The insect metamorphosis is an amazing phenomenon per se. From a maggot, a fly comes. A caterpillar turns into a butterfly: it's like turning a train into a plane. The dragonfly larva lives in the water feeding on little fish and tadpoles; the adult fly freely hunting insects. Would you imagine a human living the first 20 years swimming in the sea, and after that flying like a bird?

Insects have 5 eyes: three small ocelli and two big compound eyes. Flies have sharp vision sense and reflexes ten times more rapid than ours. Many insects, like butterflies and bees, see in ultraviolet light. The eye of many insects works like a compass: bees and wasps can detect polarized light, allowing them to establish sun's position on the sky even when hidden by clouds. This way they will always know how to turn back home.

Insects rely heavily on pheromones for communication. A male butterfly's sophisticated antennae will pick up just one molecule of pheromone, tracking a female found 11 km (7 mi) away.

Crickets, grasshopers and cicadas prefer "serenades" for attracting a mate, their ears being placed on the thorax. Those made by male cicadas are stronger than the noise emitted by a pneumatic drill.

Insects are cold-blooded and just like snakes and lizards, they take sunbaths in the morning. Some beetles are attracted by the water lilies flowers, which have a temperature 20o C higher than that of the environment. Butterflies have an incorporated heating system: when requiring heat, they open their wings which act like solar panels and tilt them towards the sun direction.

Insects can have many special properties. Some butterflies extract salt and humidity from cattle's tears and dung. Other insects, possessing a powerful antifreeze, enabling them to inhabit snowy peaks eating on beetles that died of cold.
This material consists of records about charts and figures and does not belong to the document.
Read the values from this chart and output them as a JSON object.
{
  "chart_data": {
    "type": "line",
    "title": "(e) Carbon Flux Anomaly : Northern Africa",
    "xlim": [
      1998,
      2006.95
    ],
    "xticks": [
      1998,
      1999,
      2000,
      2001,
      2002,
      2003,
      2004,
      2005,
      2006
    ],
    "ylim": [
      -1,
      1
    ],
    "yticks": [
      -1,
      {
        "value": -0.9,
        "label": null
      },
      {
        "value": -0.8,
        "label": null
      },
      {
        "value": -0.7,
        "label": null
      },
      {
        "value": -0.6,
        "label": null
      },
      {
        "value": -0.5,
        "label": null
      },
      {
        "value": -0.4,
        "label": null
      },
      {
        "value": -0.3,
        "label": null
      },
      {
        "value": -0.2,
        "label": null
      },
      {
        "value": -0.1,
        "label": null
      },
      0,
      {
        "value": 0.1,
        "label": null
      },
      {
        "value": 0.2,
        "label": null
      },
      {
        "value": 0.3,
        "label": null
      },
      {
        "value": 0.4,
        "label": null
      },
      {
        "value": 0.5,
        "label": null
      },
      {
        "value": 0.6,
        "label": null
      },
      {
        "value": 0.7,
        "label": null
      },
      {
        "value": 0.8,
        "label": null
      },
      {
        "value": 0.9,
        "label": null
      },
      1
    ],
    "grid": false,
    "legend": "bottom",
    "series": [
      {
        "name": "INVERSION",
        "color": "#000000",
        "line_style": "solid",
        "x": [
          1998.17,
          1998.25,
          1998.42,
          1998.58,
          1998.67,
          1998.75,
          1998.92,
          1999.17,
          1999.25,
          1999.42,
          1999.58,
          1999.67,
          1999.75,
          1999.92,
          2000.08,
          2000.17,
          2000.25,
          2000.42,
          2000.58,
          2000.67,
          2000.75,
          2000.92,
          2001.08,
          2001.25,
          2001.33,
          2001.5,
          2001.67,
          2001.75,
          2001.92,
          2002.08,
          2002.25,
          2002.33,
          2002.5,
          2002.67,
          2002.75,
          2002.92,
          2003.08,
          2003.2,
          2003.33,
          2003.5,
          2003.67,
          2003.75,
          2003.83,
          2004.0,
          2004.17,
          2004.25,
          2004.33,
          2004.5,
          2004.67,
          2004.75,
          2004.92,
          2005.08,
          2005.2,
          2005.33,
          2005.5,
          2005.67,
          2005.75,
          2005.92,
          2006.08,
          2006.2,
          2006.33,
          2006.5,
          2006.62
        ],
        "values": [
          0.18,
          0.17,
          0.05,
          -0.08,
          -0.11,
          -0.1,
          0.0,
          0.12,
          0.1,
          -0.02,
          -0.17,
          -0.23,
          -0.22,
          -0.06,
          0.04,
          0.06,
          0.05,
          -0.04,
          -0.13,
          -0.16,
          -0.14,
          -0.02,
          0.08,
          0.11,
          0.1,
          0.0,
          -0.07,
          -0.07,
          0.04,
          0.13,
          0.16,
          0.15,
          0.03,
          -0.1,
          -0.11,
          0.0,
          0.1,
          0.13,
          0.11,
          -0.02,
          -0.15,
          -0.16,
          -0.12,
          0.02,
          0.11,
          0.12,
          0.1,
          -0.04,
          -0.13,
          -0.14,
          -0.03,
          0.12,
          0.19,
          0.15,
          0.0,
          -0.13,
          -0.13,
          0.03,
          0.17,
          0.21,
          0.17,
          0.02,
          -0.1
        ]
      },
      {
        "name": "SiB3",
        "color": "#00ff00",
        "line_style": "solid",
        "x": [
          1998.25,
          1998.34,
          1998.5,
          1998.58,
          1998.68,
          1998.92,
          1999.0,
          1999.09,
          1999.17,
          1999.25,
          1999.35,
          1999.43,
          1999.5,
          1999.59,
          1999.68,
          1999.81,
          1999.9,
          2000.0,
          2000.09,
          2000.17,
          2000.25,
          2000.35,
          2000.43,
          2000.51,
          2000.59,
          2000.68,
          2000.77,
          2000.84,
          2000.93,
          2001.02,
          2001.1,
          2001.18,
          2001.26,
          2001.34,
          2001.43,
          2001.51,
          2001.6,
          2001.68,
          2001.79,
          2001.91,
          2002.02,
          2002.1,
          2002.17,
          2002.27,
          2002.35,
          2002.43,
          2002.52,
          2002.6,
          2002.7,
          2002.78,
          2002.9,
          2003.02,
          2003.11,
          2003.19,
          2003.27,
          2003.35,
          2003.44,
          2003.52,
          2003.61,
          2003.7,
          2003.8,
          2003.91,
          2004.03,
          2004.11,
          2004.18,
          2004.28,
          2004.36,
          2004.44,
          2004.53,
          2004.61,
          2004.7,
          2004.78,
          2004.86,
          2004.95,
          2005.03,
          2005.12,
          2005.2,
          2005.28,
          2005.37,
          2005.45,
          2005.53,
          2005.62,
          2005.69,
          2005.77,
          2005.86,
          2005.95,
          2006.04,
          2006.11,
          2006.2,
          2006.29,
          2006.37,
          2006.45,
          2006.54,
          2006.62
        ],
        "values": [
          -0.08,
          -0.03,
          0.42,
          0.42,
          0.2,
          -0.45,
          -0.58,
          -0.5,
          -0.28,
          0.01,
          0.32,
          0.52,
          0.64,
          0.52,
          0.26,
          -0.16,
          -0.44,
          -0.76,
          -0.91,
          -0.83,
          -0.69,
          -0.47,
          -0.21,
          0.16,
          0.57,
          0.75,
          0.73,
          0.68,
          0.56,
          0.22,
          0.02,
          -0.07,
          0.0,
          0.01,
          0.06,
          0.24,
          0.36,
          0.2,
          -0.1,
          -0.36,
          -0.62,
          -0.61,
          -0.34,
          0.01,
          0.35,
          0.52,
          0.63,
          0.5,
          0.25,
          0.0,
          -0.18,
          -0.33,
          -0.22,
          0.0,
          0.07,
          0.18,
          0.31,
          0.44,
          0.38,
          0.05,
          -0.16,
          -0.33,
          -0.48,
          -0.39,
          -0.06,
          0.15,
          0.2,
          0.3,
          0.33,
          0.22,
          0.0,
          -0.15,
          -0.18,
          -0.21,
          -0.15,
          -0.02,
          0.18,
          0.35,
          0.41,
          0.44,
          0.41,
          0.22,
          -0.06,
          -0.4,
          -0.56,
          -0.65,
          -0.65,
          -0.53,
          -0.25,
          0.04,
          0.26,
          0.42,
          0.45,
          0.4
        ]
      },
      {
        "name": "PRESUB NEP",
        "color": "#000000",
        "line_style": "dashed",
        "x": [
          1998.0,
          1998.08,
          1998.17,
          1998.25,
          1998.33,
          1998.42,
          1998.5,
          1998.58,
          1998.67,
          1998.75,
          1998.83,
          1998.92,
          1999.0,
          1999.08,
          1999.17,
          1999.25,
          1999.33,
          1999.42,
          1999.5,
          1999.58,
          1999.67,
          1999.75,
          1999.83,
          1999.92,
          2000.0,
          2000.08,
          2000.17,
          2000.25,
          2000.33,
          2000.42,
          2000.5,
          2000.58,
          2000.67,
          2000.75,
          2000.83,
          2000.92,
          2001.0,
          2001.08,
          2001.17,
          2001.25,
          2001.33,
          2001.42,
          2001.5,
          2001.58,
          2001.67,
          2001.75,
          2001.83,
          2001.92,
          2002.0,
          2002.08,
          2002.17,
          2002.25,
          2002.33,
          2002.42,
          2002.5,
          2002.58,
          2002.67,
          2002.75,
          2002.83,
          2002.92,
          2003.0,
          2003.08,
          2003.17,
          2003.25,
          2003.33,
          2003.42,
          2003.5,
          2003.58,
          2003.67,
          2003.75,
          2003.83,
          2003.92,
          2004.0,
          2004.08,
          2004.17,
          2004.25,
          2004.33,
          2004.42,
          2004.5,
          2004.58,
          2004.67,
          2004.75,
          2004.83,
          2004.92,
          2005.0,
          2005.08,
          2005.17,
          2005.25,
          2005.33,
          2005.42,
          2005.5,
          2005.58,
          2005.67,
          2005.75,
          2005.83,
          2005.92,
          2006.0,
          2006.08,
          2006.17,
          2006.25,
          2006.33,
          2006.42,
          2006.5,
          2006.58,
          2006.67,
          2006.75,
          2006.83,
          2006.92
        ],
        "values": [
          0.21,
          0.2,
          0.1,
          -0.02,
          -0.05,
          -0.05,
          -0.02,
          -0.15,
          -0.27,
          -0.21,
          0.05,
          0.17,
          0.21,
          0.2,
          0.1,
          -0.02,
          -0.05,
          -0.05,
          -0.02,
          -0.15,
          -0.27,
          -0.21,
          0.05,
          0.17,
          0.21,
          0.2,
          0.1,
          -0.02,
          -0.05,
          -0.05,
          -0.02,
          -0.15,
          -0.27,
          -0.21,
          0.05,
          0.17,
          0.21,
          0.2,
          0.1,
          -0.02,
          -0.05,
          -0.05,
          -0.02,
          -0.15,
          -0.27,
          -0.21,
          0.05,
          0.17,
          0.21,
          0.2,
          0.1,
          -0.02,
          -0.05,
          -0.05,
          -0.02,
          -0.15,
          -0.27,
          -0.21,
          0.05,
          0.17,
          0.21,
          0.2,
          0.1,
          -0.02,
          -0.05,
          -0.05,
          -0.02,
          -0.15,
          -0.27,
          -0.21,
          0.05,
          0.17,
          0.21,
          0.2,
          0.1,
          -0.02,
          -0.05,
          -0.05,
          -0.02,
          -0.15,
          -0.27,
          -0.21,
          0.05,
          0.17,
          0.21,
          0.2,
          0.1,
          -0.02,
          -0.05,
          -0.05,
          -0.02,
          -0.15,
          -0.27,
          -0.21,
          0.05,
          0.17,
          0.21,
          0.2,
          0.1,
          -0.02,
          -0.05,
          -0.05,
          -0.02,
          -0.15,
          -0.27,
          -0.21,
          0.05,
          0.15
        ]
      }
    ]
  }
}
Even many people consider insects annoying, we need them. About 30 % of our food depends on the pollination made by bees, most of them wild. Insects maintain the soil clean by recycling dead plant and animal matter. The soil gets fertilized and nutrients help plants grow. In Australia, Europeans introduced cattle. Local insects did not process cattle dung, and the dung boosts the populations of bush flies, an annoyance for both people and cattle. The problem was solved by bringing dung beetles from Europe and Africa.

Some insects attack crops and carry diseases, but only 1 % of the insect species are considered pests, and many produce increased damages due to the way people manage the environment. Malaria mosquitoes rarely bother the inhabitants of the rain forests, but they make mayhem in the cities filled of pools at the edge of the forests.

Crop alternation and preserving insects' predators can control their numbers. Ladybirds destroy aphids, while dragonfly larvae eat the mosquito's larvae.